The commissioners, who meet until about 1030 GMT, can also decide to suspend EU structural funds to Spain and Portugal.
These funds are used to address regional disparities within the 28-nation bloc and would be an embarrassing blow to the two countries, both big users of the EU money.
But the Commission must agree on this step with the European Parliament — and that discussion will take place only after the summer recess, a European source told AFP.
– ‘Not legal’ –
Madrid and Lisbon, hit hard by the eurozone debt crisis, have firmly argued the accusations were unfair but vowed to do whatever was necessary to win a reprieve from their EU partners.

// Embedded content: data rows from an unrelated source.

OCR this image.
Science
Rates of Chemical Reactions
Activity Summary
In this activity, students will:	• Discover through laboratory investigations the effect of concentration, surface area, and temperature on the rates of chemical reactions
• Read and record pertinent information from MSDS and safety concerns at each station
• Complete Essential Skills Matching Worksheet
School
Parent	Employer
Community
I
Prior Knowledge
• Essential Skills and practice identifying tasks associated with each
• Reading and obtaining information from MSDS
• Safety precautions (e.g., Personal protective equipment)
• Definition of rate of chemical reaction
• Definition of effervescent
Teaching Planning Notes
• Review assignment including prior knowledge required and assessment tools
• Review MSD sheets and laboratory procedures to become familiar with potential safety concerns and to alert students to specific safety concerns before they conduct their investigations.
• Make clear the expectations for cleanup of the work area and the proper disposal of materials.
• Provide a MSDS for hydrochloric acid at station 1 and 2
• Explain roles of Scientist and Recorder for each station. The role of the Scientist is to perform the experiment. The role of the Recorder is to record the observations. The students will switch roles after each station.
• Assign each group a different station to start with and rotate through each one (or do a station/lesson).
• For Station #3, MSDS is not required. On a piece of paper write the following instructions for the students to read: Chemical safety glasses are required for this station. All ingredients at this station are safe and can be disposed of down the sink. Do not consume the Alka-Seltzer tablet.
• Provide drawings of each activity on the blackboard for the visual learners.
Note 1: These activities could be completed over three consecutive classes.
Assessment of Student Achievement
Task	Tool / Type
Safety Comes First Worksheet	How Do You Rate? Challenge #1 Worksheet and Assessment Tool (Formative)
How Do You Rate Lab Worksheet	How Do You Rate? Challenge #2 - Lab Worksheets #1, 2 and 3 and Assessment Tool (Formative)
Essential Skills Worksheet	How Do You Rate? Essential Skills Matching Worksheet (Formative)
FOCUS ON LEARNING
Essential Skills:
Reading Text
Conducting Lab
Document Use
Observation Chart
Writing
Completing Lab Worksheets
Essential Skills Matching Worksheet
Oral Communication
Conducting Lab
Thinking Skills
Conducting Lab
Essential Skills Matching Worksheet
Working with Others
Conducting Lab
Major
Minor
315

“We belive there is no justification, nor any legal basis to apply penalties on targets that weren’t reached in 2015,” said Portuguese Prime Minister Antonio Costa on Saturday.
“It would be counterproductive when the Commission knows we are meeting our agreed targets this year,” he added.
According to a report in Spain’s El Pais newspaper, these arguments are not falling on deaf ears with Madrid and Lisbon expected to escape fines and win extra time to bring their deficits in line.
The debate is far bigger than just Spain and Portugal, but draws an ideological line across Europe between the fiscal hardliners to the north and a easier attitude to big budgets in the south.
Triggering the sanctions process has been the long desire of tough-minded Germany, which was instrumental in giving Brussels the new powers to crack down on overspenders.
The issue is especially sensitive for France, which is widely expected to miss its promise to meet the EU’s budget deficit limit of 3.0 percent of GDP next year after repeatedly failing to do so.
Spain and Portugal have been under the EU’s excessive deficit procedure since 2009 because of recurrent fiscal holes.
Bailed-out Portugal, long considered a star reformer, sharply cut its budget deficit from close to 10 percent of GDP in 2010 to 4.4 percent last year, but that still overshoots targets.
Spain, while avoiding a eurozone bailout, suffered through six years of recession.
In 2015 it reported a deficit of 5.1 percent of GDP, still way off the target of 4.2 percent set by the Commission and the official limit.